Lotus is a previously undocumented data-wiping malware used last year in targeted attacks against Venezuelan energy and utilities organizations, and it was analyzed by Kaspersky after being uploaded from a machine in Venezuela. Attackers used preparatory batch scripts to disable defenses, wipe drives with tools like diskpart/robocopy/fsutil, and then deploy the Lotus wiper to overwrite physical sectors, delete recovery mechanisms, and render systems unrecoverable. #Lotus #PDVSA
Keypoints
- Lotus was used in targeted attacks against Venezuelan energy and utilities and uploaded from a machine in Venezuela in mid-December.

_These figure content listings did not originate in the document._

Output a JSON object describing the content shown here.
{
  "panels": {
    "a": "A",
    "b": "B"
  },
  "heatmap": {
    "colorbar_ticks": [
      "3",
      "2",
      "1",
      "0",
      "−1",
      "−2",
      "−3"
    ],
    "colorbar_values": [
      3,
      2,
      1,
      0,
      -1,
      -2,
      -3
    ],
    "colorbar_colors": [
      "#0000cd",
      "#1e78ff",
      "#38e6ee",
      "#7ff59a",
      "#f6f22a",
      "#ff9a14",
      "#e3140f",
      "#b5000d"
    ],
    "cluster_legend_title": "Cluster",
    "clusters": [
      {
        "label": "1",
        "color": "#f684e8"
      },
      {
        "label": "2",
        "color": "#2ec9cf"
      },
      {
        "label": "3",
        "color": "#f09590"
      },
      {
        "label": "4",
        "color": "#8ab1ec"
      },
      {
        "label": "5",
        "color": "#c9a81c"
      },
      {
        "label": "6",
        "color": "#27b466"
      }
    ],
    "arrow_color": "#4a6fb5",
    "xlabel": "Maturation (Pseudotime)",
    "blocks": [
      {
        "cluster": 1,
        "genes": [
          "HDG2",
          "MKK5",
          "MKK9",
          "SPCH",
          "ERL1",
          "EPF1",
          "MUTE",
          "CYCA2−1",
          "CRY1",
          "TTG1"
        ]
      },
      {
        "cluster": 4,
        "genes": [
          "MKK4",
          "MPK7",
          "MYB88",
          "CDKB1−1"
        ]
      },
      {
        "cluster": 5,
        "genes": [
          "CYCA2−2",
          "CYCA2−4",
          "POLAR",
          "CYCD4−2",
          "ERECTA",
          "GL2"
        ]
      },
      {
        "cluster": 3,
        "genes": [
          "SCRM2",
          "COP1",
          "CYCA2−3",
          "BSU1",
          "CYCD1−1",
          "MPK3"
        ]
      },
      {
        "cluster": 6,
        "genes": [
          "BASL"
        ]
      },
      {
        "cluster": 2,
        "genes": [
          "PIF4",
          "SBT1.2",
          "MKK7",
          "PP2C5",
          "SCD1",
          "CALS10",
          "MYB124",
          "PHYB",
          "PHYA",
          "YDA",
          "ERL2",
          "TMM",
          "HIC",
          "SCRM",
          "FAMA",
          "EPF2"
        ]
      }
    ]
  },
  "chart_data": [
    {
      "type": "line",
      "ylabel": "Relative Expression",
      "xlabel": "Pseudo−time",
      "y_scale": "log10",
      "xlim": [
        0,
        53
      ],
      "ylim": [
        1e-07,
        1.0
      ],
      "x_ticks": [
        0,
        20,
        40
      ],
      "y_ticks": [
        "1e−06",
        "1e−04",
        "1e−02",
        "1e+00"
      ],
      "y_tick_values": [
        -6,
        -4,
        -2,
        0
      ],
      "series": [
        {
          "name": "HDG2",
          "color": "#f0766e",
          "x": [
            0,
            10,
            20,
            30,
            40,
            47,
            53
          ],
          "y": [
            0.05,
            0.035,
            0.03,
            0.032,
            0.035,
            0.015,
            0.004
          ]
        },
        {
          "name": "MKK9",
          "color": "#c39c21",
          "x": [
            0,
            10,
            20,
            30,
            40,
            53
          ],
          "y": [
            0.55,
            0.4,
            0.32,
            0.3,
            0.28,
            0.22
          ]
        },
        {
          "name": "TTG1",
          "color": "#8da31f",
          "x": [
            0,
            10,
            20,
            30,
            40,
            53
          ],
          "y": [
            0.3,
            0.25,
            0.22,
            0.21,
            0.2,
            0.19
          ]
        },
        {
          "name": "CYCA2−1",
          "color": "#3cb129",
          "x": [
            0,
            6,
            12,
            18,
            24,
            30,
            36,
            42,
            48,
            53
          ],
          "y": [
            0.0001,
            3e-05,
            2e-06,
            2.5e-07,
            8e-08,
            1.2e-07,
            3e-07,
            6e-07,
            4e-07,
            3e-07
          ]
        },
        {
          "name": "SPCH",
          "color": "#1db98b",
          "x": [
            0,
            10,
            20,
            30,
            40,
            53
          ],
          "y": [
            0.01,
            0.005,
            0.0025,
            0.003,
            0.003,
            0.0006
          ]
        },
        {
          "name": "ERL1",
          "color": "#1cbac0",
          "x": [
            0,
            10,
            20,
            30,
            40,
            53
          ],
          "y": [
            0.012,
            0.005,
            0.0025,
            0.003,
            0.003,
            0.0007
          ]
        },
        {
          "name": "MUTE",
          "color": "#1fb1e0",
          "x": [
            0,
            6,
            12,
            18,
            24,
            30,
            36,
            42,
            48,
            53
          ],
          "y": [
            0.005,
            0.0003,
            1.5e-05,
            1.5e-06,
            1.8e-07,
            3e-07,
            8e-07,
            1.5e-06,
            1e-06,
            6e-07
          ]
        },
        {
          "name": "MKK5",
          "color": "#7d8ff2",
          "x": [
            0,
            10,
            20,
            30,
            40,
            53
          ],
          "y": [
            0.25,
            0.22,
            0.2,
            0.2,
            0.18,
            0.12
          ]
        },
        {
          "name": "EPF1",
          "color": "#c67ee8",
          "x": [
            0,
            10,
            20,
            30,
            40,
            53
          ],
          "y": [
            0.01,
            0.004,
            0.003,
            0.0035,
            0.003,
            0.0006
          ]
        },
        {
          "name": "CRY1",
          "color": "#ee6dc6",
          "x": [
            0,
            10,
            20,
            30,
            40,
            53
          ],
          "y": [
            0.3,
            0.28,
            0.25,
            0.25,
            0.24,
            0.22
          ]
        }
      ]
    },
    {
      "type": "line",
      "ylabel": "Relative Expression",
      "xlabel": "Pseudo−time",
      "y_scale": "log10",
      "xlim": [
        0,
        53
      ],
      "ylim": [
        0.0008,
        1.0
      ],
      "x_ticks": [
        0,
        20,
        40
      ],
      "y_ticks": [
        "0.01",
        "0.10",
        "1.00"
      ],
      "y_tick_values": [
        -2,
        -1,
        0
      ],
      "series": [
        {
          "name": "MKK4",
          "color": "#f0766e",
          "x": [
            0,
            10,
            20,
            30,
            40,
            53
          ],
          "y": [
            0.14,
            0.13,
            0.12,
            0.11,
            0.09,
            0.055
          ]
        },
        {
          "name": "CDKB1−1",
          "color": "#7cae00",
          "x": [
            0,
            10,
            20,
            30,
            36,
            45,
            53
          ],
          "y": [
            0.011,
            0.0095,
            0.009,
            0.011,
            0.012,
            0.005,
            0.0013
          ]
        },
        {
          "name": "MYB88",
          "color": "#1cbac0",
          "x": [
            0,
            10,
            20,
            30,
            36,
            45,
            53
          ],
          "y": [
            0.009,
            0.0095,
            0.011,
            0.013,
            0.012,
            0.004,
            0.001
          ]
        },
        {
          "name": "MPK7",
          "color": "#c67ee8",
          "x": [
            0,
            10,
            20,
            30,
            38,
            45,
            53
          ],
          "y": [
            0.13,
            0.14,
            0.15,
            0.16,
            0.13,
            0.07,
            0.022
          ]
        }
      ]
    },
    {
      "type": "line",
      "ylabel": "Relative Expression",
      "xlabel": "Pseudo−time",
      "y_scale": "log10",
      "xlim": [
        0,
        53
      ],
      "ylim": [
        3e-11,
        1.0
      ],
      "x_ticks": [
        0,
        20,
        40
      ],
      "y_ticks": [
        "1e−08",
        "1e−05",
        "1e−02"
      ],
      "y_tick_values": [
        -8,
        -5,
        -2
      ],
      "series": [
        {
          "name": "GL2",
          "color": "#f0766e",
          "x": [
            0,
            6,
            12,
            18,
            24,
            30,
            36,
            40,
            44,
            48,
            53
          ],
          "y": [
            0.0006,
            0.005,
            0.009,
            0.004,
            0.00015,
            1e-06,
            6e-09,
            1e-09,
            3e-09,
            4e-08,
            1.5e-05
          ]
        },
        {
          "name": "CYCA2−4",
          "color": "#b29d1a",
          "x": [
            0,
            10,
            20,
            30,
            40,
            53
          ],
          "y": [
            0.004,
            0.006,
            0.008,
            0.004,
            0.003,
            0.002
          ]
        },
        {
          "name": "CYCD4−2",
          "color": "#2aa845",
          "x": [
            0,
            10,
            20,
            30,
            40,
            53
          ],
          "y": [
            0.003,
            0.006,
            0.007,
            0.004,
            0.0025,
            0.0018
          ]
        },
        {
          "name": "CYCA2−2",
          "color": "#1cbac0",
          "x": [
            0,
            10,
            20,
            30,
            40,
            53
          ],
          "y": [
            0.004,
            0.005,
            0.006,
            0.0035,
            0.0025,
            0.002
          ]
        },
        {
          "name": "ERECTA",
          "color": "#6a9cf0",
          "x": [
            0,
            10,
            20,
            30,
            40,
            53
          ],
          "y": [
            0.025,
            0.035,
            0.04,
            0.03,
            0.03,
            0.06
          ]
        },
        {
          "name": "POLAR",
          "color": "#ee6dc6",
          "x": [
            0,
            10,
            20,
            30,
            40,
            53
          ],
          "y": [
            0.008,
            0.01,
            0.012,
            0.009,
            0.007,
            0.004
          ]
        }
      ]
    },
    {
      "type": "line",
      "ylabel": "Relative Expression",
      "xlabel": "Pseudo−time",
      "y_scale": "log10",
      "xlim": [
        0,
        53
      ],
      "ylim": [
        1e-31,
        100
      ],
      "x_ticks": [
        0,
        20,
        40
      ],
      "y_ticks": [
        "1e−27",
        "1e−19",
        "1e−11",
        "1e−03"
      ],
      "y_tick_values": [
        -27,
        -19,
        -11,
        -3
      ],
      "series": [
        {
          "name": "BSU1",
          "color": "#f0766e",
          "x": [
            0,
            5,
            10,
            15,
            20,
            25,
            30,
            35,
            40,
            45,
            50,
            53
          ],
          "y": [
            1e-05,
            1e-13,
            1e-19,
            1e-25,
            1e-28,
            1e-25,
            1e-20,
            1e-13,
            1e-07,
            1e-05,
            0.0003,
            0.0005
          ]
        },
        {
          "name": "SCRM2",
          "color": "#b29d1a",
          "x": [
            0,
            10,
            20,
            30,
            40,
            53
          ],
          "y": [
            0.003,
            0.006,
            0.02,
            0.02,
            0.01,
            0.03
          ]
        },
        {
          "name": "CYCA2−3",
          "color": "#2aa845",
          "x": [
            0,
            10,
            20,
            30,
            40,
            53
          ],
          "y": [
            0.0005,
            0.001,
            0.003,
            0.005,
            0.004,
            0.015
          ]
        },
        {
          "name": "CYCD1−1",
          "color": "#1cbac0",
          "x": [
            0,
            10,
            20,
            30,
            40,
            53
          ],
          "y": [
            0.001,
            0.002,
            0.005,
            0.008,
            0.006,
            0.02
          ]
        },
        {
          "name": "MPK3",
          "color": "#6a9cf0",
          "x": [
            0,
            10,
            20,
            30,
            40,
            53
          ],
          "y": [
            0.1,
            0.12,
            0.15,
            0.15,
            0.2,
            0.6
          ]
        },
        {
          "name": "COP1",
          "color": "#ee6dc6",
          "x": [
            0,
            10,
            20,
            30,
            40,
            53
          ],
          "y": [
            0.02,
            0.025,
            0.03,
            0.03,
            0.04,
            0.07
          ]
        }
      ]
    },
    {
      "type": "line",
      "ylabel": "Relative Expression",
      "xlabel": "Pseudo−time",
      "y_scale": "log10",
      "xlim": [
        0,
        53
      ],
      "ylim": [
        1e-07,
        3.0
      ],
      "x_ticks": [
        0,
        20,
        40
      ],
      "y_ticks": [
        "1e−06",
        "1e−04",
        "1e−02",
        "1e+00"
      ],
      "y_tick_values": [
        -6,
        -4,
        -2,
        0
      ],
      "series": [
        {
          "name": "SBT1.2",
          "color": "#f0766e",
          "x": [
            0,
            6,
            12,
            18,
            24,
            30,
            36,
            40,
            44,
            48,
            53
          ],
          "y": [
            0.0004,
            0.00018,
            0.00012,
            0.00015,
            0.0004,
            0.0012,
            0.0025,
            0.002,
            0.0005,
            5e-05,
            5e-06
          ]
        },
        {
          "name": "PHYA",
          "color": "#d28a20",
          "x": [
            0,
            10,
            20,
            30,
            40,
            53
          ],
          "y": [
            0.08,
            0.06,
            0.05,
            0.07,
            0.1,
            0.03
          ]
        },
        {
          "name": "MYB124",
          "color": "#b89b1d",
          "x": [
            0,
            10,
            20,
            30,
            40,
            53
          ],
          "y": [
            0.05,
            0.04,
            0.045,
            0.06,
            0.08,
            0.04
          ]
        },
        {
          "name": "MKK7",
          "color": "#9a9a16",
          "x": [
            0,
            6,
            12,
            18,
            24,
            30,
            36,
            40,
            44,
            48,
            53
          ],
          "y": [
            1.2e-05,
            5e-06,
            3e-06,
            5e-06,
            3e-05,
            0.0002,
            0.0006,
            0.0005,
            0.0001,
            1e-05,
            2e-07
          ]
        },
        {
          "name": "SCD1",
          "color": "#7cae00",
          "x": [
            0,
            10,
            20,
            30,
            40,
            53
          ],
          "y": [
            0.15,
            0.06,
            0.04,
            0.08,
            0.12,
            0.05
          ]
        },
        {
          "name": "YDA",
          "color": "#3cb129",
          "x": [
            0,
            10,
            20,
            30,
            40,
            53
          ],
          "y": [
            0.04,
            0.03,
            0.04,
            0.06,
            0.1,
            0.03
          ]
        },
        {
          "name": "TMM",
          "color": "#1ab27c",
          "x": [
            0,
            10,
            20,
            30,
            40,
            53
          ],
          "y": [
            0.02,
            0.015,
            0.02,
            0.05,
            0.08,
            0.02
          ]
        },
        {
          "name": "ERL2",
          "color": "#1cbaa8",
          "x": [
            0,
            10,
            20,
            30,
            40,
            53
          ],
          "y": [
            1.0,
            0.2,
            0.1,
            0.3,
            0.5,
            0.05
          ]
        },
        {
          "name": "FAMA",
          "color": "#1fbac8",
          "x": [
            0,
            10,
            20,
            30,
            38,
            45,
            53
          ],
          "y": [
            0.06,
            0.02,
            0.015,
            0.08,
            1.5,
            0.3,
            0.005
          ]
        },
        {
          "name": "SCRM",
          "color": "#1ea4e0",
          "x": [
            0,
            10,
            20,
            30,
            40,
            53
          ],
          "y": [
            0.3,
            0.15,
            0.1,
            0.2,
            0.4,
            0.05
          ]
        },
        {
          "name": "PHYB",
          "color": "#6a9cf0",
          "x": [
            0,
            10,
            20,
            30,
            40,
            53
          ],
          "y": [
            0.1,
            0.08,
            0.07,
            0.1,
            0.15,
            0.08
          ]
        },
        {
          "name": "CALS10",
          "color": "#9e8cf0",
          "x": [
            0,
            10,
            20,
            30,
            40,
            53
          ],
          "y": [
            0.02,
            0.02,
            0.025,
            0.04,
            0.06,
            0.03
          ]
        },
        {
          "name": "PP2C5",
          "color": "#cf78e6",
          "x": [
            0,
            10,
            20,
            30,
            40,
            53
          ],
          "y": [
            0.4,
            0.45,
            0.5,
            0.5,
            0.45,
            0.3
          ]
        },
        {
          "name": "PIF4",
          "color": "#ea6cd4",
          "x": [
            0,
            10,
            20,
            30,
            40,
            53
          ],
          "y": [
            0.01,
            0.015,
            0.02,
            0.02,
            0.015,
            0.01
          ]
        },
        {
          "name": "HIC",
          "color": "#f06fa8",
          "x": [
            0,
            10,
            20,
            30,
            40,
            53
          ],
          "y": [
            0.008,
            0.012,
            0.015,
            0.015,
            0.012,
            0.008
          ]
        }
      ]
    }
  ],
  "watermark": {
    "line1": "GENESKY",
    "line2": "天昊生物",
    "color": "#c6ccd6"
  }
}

- Initial batch script OhSyncNow.bat disables the UI0Detect service and coordinates execution across domain-joined systems.
- The follow-up script notesreg.bat enumerates and disables accounts, logs off sessions, and disables network interfaces to hinder recovery and response.
- Attackers use diskpart clean all, robocopy, and fsutil to overwrite drives and fill free space before decrypting and running the Lotus wiper.
- Lotus interacts with disks via IOCTL calls to overwrite physical sectors, clear the USN journal, delete restore points, and zero files, and Kaspersky recommends monitoring for NETLOGON share changes and unexpected diskutil/robocopy/diskpart activity and maintaining offline backups.